Significance. If the derivations hold, the work supplies useful extensions of tightness tools to discontinuous path systems, broadening applicability beyond continuous settings in stochastic processes and random media. The non-crossing preservation property under M1 is a concrete strength that supports structural control in limits, and the examples provide direct applicability checks.

minor comments (3)
  1. [Abstract / §1] The abstract and introduction would benefit from an explicit statement of the precise form of the tightness criteria (e.g., moment or modulus-of-continuity conditions) rather than a high-level description.
  2. [§2] Notation for the space of compact subsets (e.g., the precise definition of the metric inducing the topology on compact sets) should be introduced before the statement of the main theorems to improve readability.
  3. [§4] In the M1 non-crossing result, clarify whether the preservation holds for all limit points or only for subsequences; a brief remark on the role of the non-crossing assumption in the proof would help.

Simulated Author's Rebuttal

0 responses · 0 unresolved

We thank the referee for their positive summary of the manuscript, the assessment of its significance, and the recommendation of minor revision.
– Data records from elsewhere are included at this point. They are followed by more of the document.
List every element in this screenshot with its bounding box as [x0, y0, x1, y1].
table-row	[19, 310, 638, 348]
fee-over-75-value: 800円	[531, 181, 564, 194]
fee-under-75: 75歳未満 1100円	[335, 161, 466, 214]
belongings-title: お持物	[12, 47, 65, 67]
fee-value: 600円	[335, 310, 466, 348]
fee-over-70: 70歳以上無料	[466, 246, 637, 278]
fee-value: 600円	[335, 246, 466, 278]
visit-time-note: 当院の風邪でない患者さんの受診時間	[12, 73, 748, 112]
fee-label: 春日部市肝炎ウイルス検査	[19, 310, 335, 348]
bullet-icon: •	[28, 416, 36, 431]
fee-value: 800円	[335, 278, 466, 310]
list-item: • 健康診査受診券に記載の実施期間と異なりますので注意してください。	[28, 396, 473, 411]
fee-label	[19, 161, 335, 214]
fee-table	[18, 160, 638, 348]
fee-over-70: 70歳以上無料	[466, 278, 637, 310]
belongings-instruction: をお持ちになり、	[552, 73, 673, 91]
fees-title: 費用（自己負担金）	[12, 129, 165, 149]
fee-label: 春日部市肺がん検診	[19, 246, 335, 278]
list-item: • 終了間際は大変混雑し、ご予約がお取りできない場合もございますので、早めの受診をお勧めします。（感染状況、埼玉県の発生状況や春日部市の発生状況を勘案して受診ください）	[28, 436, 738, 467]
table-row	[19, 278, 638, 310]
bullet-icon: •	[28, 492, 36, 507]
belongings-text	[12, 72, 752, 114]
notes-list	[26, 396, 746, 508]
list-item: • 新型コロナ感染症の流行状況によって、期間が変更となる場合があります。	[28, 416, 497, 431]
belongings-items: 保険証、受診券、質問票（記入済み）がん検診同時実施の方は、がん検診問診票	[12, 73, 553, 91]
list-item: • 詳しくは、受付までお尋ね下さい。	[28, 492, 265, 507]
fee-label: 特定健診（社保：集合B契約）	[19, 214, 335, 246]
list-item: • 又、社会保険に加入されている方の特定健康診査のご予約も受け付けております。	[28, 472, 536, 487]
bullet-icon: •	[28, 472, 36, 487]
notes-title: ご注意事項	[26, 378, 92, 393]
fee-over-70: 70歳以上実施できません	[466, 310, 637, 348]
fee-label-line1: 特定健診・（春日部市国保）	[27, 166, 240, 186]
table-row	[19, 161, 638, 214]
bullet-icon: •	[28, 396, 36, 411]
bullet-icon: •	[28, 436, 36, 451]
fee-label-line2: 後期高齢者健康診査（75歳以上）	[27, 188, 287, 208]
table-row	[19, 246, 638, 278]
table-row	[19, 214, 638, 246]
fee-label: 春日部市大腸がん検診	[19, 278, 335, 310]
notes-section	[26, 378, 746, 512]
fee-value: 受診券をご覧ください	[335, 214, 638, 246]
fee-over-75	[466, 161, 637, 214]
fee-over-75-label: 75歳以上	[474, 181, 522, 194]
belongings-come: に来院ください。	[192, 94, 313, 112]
No specific major comments were raised in the report.

Circularity Check

0 steps flagged

No significant circularity

full rationale

The paper claims to extend tightness criteria from continuous-path cases (motivated by Brownian web) to cadlag paths under Skorohod J1/M1 topologies, with an additional non-crossing preservation result for M1 exemplified on Poisson trees and weaves. No quoted equations, definitions, or self-citations reduce any central claim to its own inputs by construction; the criteria are framed as direct generalizations with independent topological grounding. The derivation chain is self-contained against external benchmarks and prior literature without load-bearing self-referential steps.

Axiom & Free-Parameter Ledger

0 free parameters · 0 axioms · 0 invented entities

Abstract only; no specific free parameters, axioms, or invented entities can be identified from the provided information.